Походит помещик, и посидит, и опять походит. К чему ни подойдет, все, кажется, так и говорит: "А глупый ты, господин помещик!" Видит он, бежит чрез комнату мышонок и крадется к картам, которыми он гранпасьянс делал и достаточно уже замаслил, чтоб возбудить ими мышиный аппетит.



- Кшш... - бросился он на мышонка.



Но мышонок был умный и понимал, что помещик без Сеньки никакого вреда ему сделать не может. Он только хвостом вильнул в ответ на грозное восклицание помещика и чрез мгновение уже выглядывал на него из-под дивана, как будто говоря: "Погоди, глупый помещик! то ли еще будет! я не только карты, а и халат твой съем, как ты его позамаслишь как следует!"



Много ли, мало ли времени прошло, только видит помещик, что в саду у него дорожки репейником поросли, в кустах змеи да гады всякие кишмя кишат, а в парке звери дикие воют.
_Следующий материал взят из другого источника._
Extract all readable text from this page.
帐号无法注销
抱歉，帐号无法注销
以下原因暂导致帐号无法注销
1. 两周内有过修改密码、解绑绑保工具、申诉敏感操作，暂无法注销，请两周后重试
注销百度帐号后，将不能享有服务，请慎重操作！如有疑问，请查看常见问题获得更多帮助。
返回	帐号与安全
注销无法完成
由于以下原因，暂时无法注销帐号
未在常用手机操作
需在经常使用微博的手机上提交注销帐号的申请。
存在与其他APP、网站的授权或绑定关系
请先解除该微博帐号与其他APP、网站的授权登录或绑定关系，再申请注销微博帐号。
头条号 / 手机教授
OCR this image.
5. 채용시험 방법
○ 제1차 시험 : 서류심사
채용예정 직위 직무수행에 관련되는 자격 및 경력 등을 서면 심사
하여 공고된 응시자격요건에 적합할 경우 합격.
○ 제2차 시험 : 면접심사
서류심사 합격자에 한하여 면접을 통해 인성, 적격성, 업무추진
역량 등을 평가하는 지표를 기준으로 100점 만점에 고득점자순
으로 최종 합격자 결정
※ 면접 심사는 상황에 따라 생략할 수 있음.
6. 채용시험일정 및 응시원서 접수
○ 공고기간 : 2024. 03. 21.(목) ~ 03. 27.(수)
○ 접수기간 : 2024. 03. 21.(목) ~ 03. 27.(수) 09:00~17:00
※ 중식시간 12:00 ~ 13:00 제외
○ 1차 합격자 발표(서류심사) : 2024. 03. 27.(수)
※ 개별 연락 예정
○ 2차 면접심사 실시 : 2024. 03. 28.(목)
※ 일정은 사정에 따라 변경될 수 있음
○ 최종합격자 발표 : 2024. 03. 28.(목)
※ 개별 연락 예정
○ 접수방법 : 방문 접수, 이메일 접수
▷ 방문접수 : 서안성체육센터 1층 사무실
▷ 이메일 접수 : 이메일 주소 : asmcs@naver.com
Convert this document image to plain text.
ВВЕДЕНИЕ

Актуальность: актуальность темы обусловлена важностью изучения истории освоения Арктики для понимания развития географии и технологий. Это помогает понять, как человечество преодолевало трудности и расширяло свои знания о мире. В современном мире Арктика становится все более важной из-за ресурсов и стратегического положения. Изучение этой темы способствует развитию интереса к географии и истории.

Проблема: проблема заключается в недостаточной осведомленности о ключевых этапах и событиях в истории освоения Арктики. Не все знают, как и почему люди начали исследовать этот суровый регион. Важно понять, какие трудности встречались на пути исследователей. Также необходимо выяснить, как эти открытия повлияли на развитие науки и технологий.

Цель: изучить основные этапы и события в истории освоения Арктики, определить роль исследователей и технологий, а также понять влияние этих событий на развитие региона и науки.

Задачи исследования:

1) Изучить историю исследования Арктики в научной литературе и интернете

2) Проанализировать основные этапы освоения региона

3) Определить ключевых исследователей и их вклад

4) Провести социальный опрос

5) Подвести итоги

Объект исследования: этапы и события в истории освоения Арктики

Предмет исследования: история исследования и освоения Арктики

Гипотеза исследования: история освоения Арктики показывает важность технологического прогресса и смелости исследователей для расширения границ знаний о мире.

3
Однажды к самой усадьбе подошел медведь, сел на корточках, поглядывает в окошки на помещика и облизывается.



- Сенька! - вскрикнул помещик, но вдруг спохватился... и заплакал.



Однако твердость души все еще не покидала его. Несколько раз он ослабевал, но как только почувствует, что сердце у него начнет растворяться, сейчас бросится к газете "Весть" и в одну минуту ожесточится опять.
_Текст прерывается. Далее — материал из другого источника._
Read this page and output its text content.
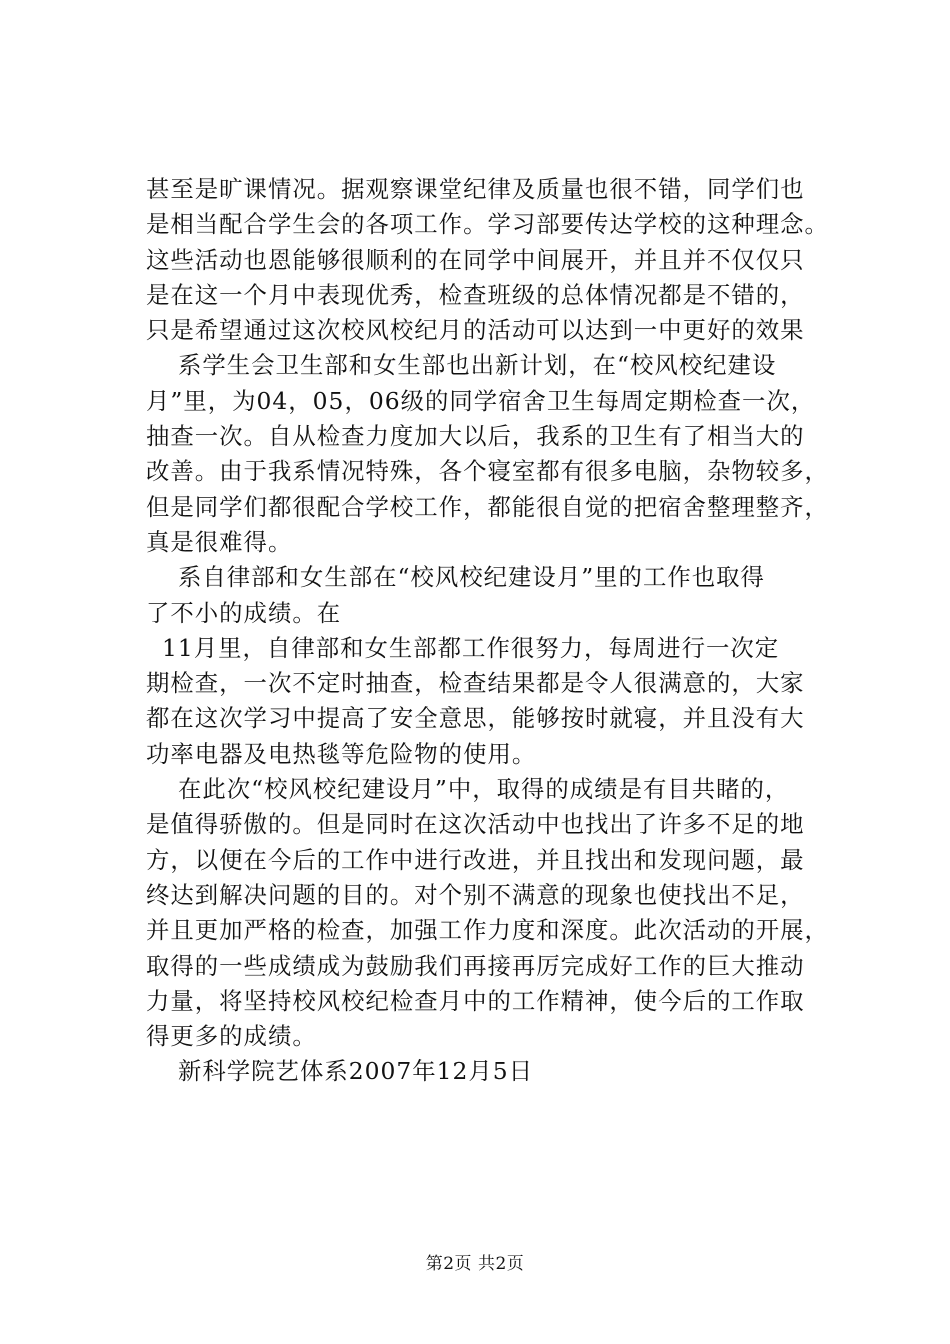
甚至是旷课情况。据观察课堂纪律及质量也很不错，同学们也
是相当配合学生会的各项工作。学习部要传达学校的这种理念。
这些活动也恩能够很顺利的在同学中间展开，并且并不仅仅只
是在这一个月中表现优秀，检查班级的总体情况都是不错的，
只是希望通过这次校风校纪月的活动可以达到一中更好的效果
系学生会卫生部和女生部也出新计划，在“校风校纪建设
月”里，为04，05，06级的同学宿舍卫生每周定期检查一次，
抽查一次。自从检查力度加大以后，我系的卫生有了相当大的
改善。由于我系情况特殊，各个寝室都有很多电脑，杂物较多，
但是同学们都很配合学校工作，都能很自觉的把宿舍整理整齐，
真是很难得。
系自律部和女生部在“校风校纪建设月”里的工作也取得
了不小的成绩。在
11月里，自律部和女生部都工作很努力，每周进行一次定
期检查，一次不定时抽查，检查结果都是令人很满意的，大家
都在这次学习中提高了安全意思，能够按时就寝，并且没有大
功率电器及电热毯等危险物的使用。
在此次“校风校纪建设月”中，取得的成绩是有目共睹的，
是值得骄傲的。但是同时在这次活动中也找出了许多不足的地
方，以便在今后的工作中进行改进，并且找出和发现问题，最
终达到解决问题的目的。对个别不满意的现象也使找出不足，
并且更加严格的检查，加强工作力度和深度。此次活动的开展，
取得的一些成绩成为鼓励我们再接再厉完成好工作的巨大推动
力量，将坚持校风校纪检查月中的工作精神，使今后的工作取
得更多的成绩。
新科学院艺体系2007年12月5日
第2页 共2页
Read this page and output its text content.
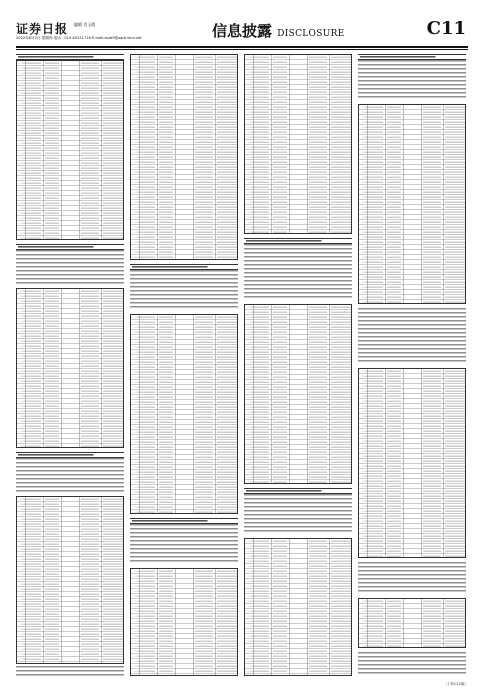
证券日报 编辑 肖玉霞
2022年6月2日 星期四 电话：010-83251716 E-mail:zqrb9@zqrb.sina.net	信息披露 DISCLOSURE	C11
（下转C12版）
- Нет, лучше совсем одичаю, лучше пусть буду с дикими зверьми по лесам скитаться, но да не скажет никто, что российский дворянин, князь Урус-Кучум-Кильдибаев, от принципов отступил!



И вот он одичал. Хоть в это время наступила уже осень и морозцы стояли порядочные, но он не чувствовал даже холода. Весь он, с головы до ног, оброс волосами, словно древний Исав, а ногти у него сделались, как железные. Сморкаться уж он давно перестал, ходил же все больше на четвереньках и даже удивлялся, как он прежде не замечал, что такой способ прогулки есть самый приличный и самый удобный. Утратил даже способность произносить членораздельные звуки и усвоил себе какой-то особенный победный клик, среднее между свистом, шипеньем и рявканьем. Но хвоста еще не приобрел.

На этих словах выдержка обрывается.